GREFFIER : Valérie DOIZE
COMPOSITION DE LA COUR LORS DU DÉLIBÉRÉ
H I
: PRÉSIDENT DE CHAMBRE
J K
: CONSEILLER
P Q-R : CONSEILLER
ARRÊT : Contradictoire
prononcé par sa mise à disposition au greffe le 28 Mai 2021,
les parties présentes en ayant été préalablement avisées dans les conditions prévues à l’article 450 du code de procédure civile, signé par H I, Président et par Gaetan DELETTREZ, greffier auquel la minute de la décision a été remise par le magistrat signataire.
ORDONNANCE DE CLÔTURE : rendue le 25 Février 2021
La société Micromania exerce une activité de vente de jeux vidéo et de consoles et applique à son
personnel la convention collective des commerces de détails non alimentaires.

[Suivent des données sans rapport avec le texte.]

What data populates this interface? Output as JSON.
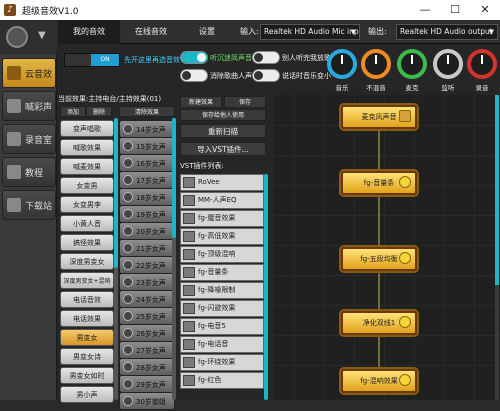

Monsieur F X a été embauché par la société Micromania à compter du 16 juillet 2012 suivant contrat de travail à durée indéterminée en qualité de vendeur préparateur, statut employé, niveau 3 à temps plein, soit 151,64 heures moyennant une rémunération mensuelle de 1.440 euros
Au dernier état de la relation de travail, il percevait un salaire mensuel brut de 1.500 euros auquel s’ajoutait une prime sur le chiffre d’affaires réalisé.
Par courrier en date du 20 mai 2016, Monsieur X a été convoqué à un entretien préalable à un licenciement fixé au 2 juin 2016.
Par lettre recommandée avec accusé de réception du 20 juin 2016, il a été licencié pour faute grave, l’employeur lui reprochant la violation à de nombreuses reprises malgré des recadrages de la procédure interne du magasin sur les ventes et reprise du matériel.
Contestant la légitimité de ce licenciement et sollicitant la condamnation de la société Micromania au paiement de diverses sommes à titre d’indemnités et de dommages-intérêts, il a saisi le conseil de prud’hommes de Lille le 19 juin 2017.
Par jugement du 25 octobre 2018, cette juridiction a :
— jugé que le licenciement pour faute grave prononcé à l’encontre de Monsieur X était fondé,
— débouté Monsieur X de ses demandes,
— renvoyé chacune des parties à ses frais et dépens.
Monsieur X a relevé appel de ce jugement par déclaration adressée au greffe par voie électronique en date du 22 novembre 2018.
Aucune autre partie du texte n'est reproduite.